Wir schaffen es allerdings nicht mehr, jeden Betroffenen persönlich anzurufen. Was wir aber schaffen, ist, dass jeder zeitnah eine schriftliche Bestätigung über die Infektion bekommt. Das ist ja vor allem für Fragen des Genesenennachweises oder die Lohnerstattung wichtig.
Frage: Wo liegen aktuell die Schwerpunkte Ihrer Arbeit?
Dr. Merbs: Die eingehenden Schnelltestmeldungen zu prüfen und einen PCR-Test zu veranlassen. Wir machen in unseren Teststellen am Tag 400 bis 500 Tests. Hinzu kommen Meldungen aus Einrichtungen wie Schulen, Kindergärten, Altenheime oder Krankenhäuser.
Frage: Wie reagieren Sie darauf?
Dr.
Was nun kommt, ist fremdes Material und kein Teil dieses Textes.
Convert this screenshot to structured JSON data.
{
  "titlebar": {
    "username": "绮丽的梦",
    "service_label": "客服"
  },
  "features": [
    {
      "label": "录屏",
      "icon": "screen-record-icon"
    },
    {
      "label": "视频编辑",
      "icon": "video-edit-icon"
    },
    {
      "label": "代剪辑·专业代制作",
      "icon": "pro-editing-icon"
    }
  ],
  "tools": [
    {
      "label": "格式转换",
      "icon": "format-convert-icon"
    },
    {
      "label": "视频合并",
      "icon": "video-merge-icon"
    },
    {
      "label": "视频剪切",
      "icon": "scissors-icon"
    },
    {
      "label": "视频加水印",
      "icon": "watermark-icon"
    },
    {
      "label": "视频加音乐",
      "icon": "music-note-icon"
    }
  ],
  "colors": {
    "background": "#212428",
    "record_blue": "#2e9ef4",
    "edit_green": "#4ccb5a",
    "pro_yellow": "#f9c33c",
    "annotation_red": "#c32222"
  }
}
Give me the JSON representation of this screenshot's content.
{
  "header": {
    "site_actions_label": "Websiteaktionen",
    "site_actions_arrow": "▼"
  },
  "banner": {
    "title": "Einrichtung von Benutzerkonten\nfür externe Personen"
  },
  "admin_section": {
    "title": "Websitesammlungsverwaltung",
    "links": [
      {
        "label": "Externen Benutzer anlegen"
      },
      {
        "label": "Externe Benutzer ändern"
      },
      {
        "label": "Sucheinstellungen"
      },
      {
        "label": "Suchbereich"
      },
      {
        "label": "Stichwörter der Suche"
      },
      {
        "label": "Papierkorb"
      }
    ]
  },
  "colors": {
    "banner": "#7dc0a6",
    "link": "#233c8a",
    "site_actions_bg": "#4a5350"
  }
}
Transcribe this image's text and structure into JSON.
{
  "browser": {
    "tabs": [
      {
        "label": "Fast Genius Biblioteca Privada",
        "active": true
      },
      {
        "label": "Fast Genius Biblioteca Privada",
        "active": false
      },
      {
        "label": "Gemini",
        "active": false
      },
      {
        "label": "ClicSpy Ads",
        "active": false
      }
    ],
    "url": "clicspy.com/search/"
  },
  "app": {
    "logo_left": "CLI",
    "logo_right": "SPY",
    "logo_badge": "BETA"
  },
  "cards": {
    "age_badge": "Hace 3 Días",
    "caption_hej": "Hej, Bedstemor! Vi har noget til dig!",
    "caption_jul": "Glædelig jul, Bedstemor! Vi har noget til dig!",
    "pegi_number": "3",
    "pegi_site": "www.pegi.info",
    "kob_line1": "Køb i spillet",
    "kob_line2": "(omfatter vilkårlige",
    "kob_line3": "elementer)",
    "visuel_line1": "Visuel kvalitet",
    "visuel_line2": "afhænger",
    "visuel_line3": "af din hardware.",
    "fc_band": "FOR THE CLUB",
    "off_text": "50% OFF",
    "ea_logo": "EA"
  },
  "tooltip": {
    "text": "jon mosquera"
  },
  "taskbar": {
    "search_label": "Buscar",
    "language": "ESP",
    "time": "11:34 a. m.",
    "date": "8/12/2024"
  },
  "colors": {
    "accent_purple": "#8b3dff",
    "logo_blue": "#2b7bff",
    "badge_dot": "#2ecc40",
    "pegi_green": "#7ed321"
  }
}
Merbs: Weiterhin durch geeignete Maßnahmen um Infektionsketten zu unterbrechen. Mittlerweile ist es ein Kampf gegen Windmühlen geworden. Die hohen Infektionszahlen belasten das Gesundheitsamt stark.
Frage: Was soll ich denn als Betroffener selbst machen, wenn ich einen positiven Schnelltest durchgeführt habe?
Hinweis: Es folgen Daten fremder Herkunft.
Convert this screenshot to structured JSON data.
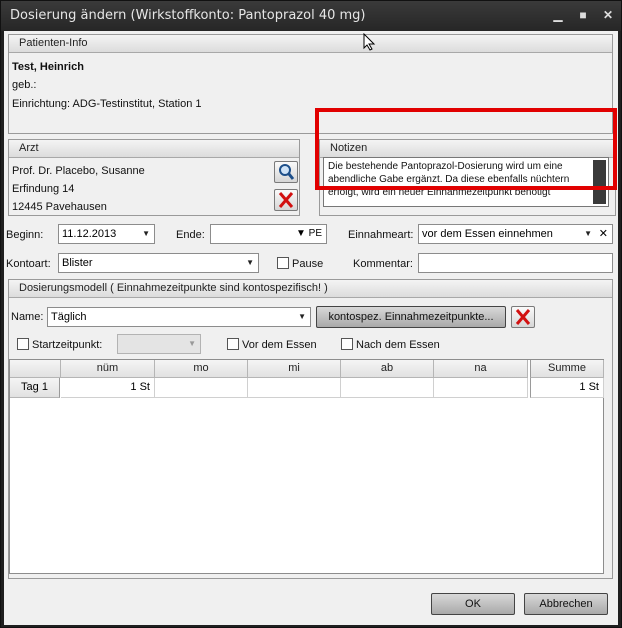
{
  "window": {
    "title": "Dosierung ändern (Wirkstoffkonto: Pantoprazol 40 mg)"
  },
  "patient": {
    "header": "Patienten-Info",
    "name": "Test, Heinrich",
    "dob": "geb.:",
    "facility": "Einrichtung: ADG-Testinstitut, Station 1"
  },
  "doctor": {
    "header": "Arzt",
    "name": "Prof. Dr. Placebo, Susanne",
    "street": "Erfindung 14",
    "city": "12445  Pavehausen"
  },
  "notes": {
    "header": "Notizen",
    "text": "Die bestehende Pantoprazol-Dosierung wird um eine abendliche Gabe ergänzt. Da diese ebenfalls nüchtern erfolgt, wird ein neuer Einnahmezeitpunkt benötigt"
  },
  "form": {
    "begin_label": "Beginn:",
    "begin_value": "11.12.2013",
    "end_label": "Ende:",
    "end_value": "",
    "end_suffix": "PE",
    "intake_label": "Einnahmeart:",
    "intake_value": "vor dem Essen einnehmen",
    "account_label": "Kontoart:",
    "account_value": "Blister",
    "pause_label": "Pause",
    "comment_label": "Kommentar:",
    "comment_value": ""
  },
  "dosing": {
    "header": "Dosierungsmodell  ( Einnahmezeitpunkte sind kontospezifisch! )",
    "name_label": "Name:",
    "name_value": "Täglich",
    "timepoints_button": "kontospez. Einnahmezeitpunkte...",
    "start_label": "Startzeitpunkt:",
    "before_meal_label": "Vor dem Essen",
    "after_meal_label": "Nach dem Essen",
    "columns": [
      "nüm",
      "mo",
      "mi",
      "ab",
      "na",
      "Summe"
    ],
    "rows": [
      {
        "label": "Tag 1",
        "cells": [
          "1 St",
          "",
          "",
          "",
          "",
          "1 St"
        ]
      }
    ]
  },
  "buttons": {
    "ok": "OK",
    "cancel": "Abbrechen"
  },
  "colors": {
    "highlight_frame": "#e10000",
    "titlebar": "#2a2a2a"
  }
}
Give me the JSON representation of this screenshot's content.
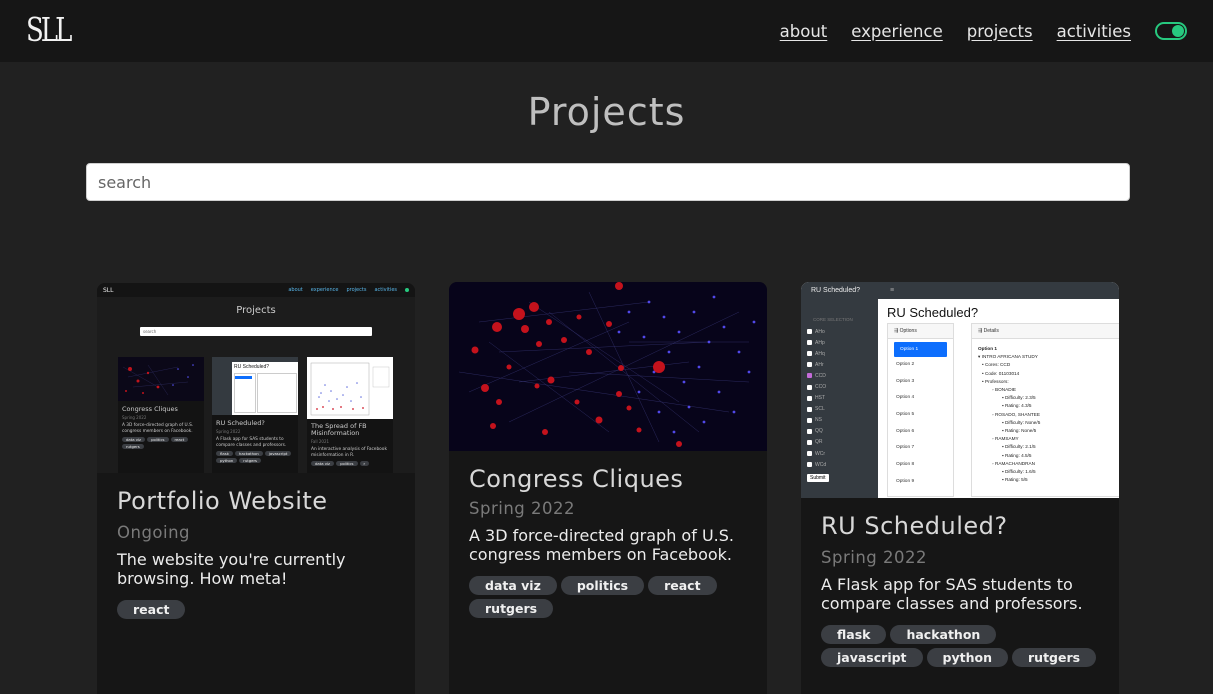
{
  "nav": {
    "logo": "SLL",
    "links": [
      "about",
      "experience",
      "projects",
      "activities"
    ]
  },
  "page": {
    "title": "Projects"
  },
  "search": {
    "placeholder": "search",
    "value": ""
  },
  "accent_color": "#27c97f",
  "projects": [
    {
      "title": "Portfolio Website",
      "date": "Ongoing",
      "description": "The website you're currently browsing. How meta!",
      "tags": [
        "react"
      ]
    },
    {
      "title": "Congress Cliques",
      "date": "Spring 2022",
      "description": "A 3D force-directed graph of U.S. congress members on Facebook.",
      "tags": [
        "data viz",
        "politics",
        "react",
        "rutgers"
      ]
    },
    {
      "title": "RU Scheduled?",
      "date": "Spring 2022",
      "description": "A Flask app for SAS students to compare classes and professors.",
      "tags": [
        "flask",
        "hackathon",
        "javascript",
        "python",
        "rutgers"
      ]
    }
  ],
  "thumb_portfolio": {
    "logo": "SLL",
    "nav": [
      "about",
      "experience",
      "projects",
      "activities"
    ],
    "title": "Projects",
    "search": "search",
    "cards": [
      {
        "title": "Congress Cliques",
        "date": "Spring 2022",
        "desc": "A 3D force-directed graph of U.S. congress members on Facebook.",
        "tags": [
          "data viz",
          "politics",
          "react",
          "rutgers"
        ]
      },
      {
        "title": "RU Scheduled?",
        "date": "Spring 2022",
        "desc": "A Flask app for SAS students to compare classes and professors.",
        "tags": [
          "flask",
          "hackathon",
          "javascript",
          "python",
          "rutgers"
        ]
      },
      {
        "title": "The Spread of FB Misinformation",
        "date": "Fall 2021",
        "desc": "An interactive analysis of Facebook misinformation in R.",
        "tags": [
          "data viz",
          "politics",
          "r"
        ]
      }
    ]
  },
  "thumb_rus": {
    "app": "RU Scheduled?",
    "menu": "≡",
    "sidebar_header": "CORE SELECTION",
    "core_codes": [
      "AHo",
      "AHp",
      "AHq",
      "AHr",
      "CCD",
      "CCO",
      "HST",
      "SCL",
      "NS",
      "QQ",
      "QR",
      "WCr",
      "WCd"
    ],
    "submit": "Submit",
    "heading": "RU Scheduled?",
    "options_title": "Options",
    "options": [
      "Option 1",
      "Option 2",
      "Option 3",
      "Option 4",
      "Option 5",
      "Option 6",
      "Option 7",
      "Option 8",
      "Option 9"
    ],
    "details_title": "Details",
    "details": [
      "Option 1",
      "▾ INTRO AFRICANA STUDY",
      "• Cores: CCD",
      "• Code: 01103014",
      "• Professors:",
      "◦ BONADIE",
      "▪ Difficulty: 2.3/5",
      "▪ Rating: 4.3/5",
      "◦ ROSADO, SHANTEE",
      "▪ Difficulty: None/5",
      "▪ Rating: None/5",
      "◦ RAMSAMY",
      "▪ Difficulty: 2.1/5",
      "▪ Rating: 4.5/5",
      "◦ RAMACHANDRAN",
      "▪ Difficulty: 1.6/5",
      "▪ Rating: 5/5"
    ]
  }
}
Dr. Merbs: Im Idealfall nimmt man mit uns per Mail Kontakt auf: gesundheitsamt(at)wetteraukreis.de und informiert uns über den positiven Test. Mit der Meldung beginnt schon die Quarantänezeit, d.h. Sie müssen sich unmittelbar isolieren. Danach erhält man vom Gesundheitsamt automatisch ein Schreiben aus dem alles Weitere hervorgeht (s. Anlage).
Frage: Mit welchen Konsequenzen?
Dr. Merbs: Es gibt zu fast 100 Prozent nur noch Omikron-Infektionen in unserem Bereich. Wie Omikron verläuft, wissen wir jetzt aus den Erkenntnissen der vergangenen sechs Wochen. Die Erfahrung zeigt, dass fast alle Infizierten milde Verläufe haben.
Wenn dem nicht so wäre, müssten wir bei einer Inzidenz von 1.350 ein total überlastetes Gesundheitssystem haben, was aber nicht der Fall ist. Omikron macht Symptome:
Man kann Kopf- und Gliederschmerzen haben, zwei Tage im Bett bleiben müssen, aber die schweren Atemnot-Ereignisse wie Lungenentzündungen, das was mit den Vorgängervarianten verbunden war, das beobachten wir hier zum Glück nicht.
Frage: Spricht das eigentlich dann noch für eine Impfung?
Dr. Merbs: Auch wenn die Omikron-Variante nur selten schwere Verläufe verursacht, so ist die Impfung nach wie vor der beste Schutz gegen das Virus, unabhängig von der Virus-Variante. Ich warne vor allzu viel Sorglosigkeit. Eine Impfung ist auf jeden Fall richtig.
Frage: Wenn ich als Arbeitnehmer krank bin, benötige ich ja für meinen Gehaltsausfall eine Bescheinigung des Gesundheitsamtes. Wie lange dauert das, so etwas zu bekommen?
Dr. Merbs: Aktuell schaffen wir es noch, die kompletten Meldesätze abzuarbeiten und können durch die Wochenendarbeit auch ohne Rückstau in die Woche starten. Wenige Tage nach einem positiven PCR-Test erhält jeder postalisch die entsprechende Bescheinigung.
Frage: Es wird ja gerne behauptet, dass die Gesundheitsämter noch auf einem uralten technischen Stand sind. Wie bekommen Sie die Meldungen?
Dr. Merbs: Wir bekommen fast sämtliche Labormeldungen digitalisiert. Aber natürlich müssen wir auch hier Prüfungen vornehmen, zum Beispiel bei der Schreibweise von Namen, damit wir einen Befund auch der richtigen Person zuordnen können. Unsere EDV hat sich in der Krise extrem gut bewährt.